Reach for `libssl` when you need TLS or DTLS protocol primitives that the Swift-level `SSL` namespace hasn’t wrapped yet — session setup (`SSL_CTX_new`, `SSL_new`), certificate verification callbacks, custom ALPN selection, or lower-level record-layer access. The concept surface is documented upstream at [`ssl(7)`](https://docs.openssl.org/3.6/man7/ssl/).

Theoretical compatibility note: [`swift-nio-ssl`](https://github.com/apple/swift-nio-ssl) ships its own `BoringSSL`-based C target and describes itself as designed to work with OpenSSL-compatible libraries generally. This package’s `libssl` is structurally in the same category (OpenSSL 3.x’s `libssl` C ABI), though **integration with `swift-nio-ssl` has not been verified in this project** — treat it as a theoretical combination rather than a tested one.

### Stability Guarantees

The package-level “pre-1.0” warning applies differently to each product:

- **`OpenSSL` (Swift API)**: Pre-1.0 ([SemVer `0.y.z`](https://semver.org/#spec-item-4)). The public surface — type names, function signatures, the set of ``doc://OpenSSL/documentation/OpenSSL/OpenSSLError`` cases — may change across `0.y.z` releases. Pin `exact:` and audit each upgrade. The path to 1.0 hardens this surface.
- **`libcrypto` and `libssl` (C bindings)**: Stable *relative to upstream OpenSSL 3.x’s own C ABI*. If upstream OpenSSL 3.7 renames or removes a function, this package will pass that change through. If upstream keeps a function stable, so does this package. The version pin is in `subtree.yaml` (currently `openssl-3.6.2`); updating it follows the extraction recipe in [`Vendor/AGENTS.md`](https://github.com/21-DOT-DEV/swift-openssl/blob/main/Vendor/AGENTS.md).

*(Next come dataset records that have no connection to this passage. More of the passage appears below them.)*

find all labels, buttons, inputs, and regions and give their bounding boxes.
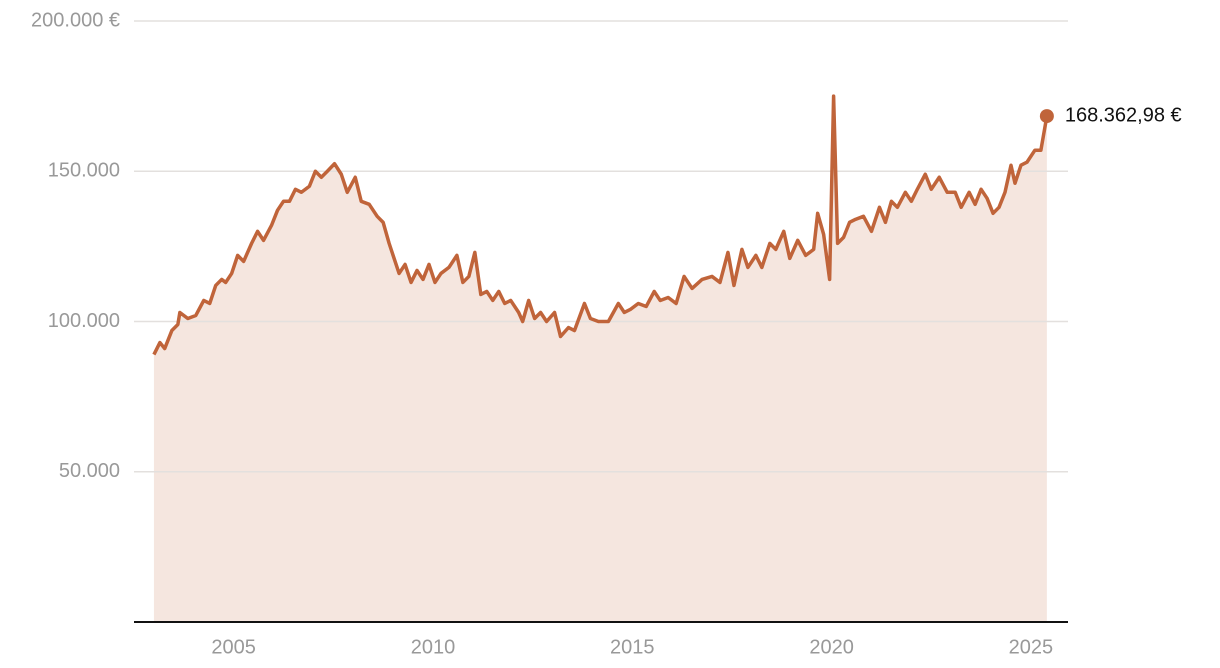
x-tick-label: 2005 bbox=[211, 636, 256, 658]
line bbox=[152, 94, 1049, 356]
background-layer bbox=[153, 96, 1047, 622]
y-tick-label: 50.000 bbox=[59, 460, 120, 482]
y-tick-label: 100.000 bbox=[48, 310, 120, 332]
area-fill bbox=[153, 96, 1047, 622]
x-tick-label: 2020 bbox=[809, 636, 854, 658]
x-tick-label: 2015 bbox=[610, 636, 655, 658]
end-label: 168.362,98 € bbox=[1065, 104, 1182, 126]
x-tick-label: 2025 bbox=[1009, 636, 1054, 658]
y-tick-label: 150.000 bbox=[48, 160, 120, 182]
end-point bbox=[1039, 109, 1054, 124]
x-tick-label: 2010 bbox=[411, 636, 456, 658]
y-tick-label: 200.000 € bbox=[31, 9, 120, 31]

Consumers of `libcrypto`/`libssl` (like `swift-tor`) inherit the OpenSSL 3.x stability contract directly. Consumers of `OpenSSL` (like an application importing the Swift API) inherit this package’s own pre-1.0 policy on top.

### Mixing Products

A single target can import any combination of `OpenSSL`, `libcrypto`, and `libssl` without runtime duplication. Because all three resolve to the same statically-linked OpenSSL, there is exactly one copy of the global `CRYPTO_*` state machinery in the final binary.

Transitive consumers behave the same way. An application that depends on `swift-tor` (which pulls in `libcrypto` and `libssl` from this package) and separately imports `OpenSSL` to hash a payload will see one OpenSSL runtime, not two. The [`versionString`](/documentation/OpenSSL/SSL/versionString) reported from the Swift side is identical to the version `libtor` is calling internally — which makes runtime CVE auditing (see [Security Considerations](/documentation/OpenSSL/SecurityConsiderations)) sound across the whole graph.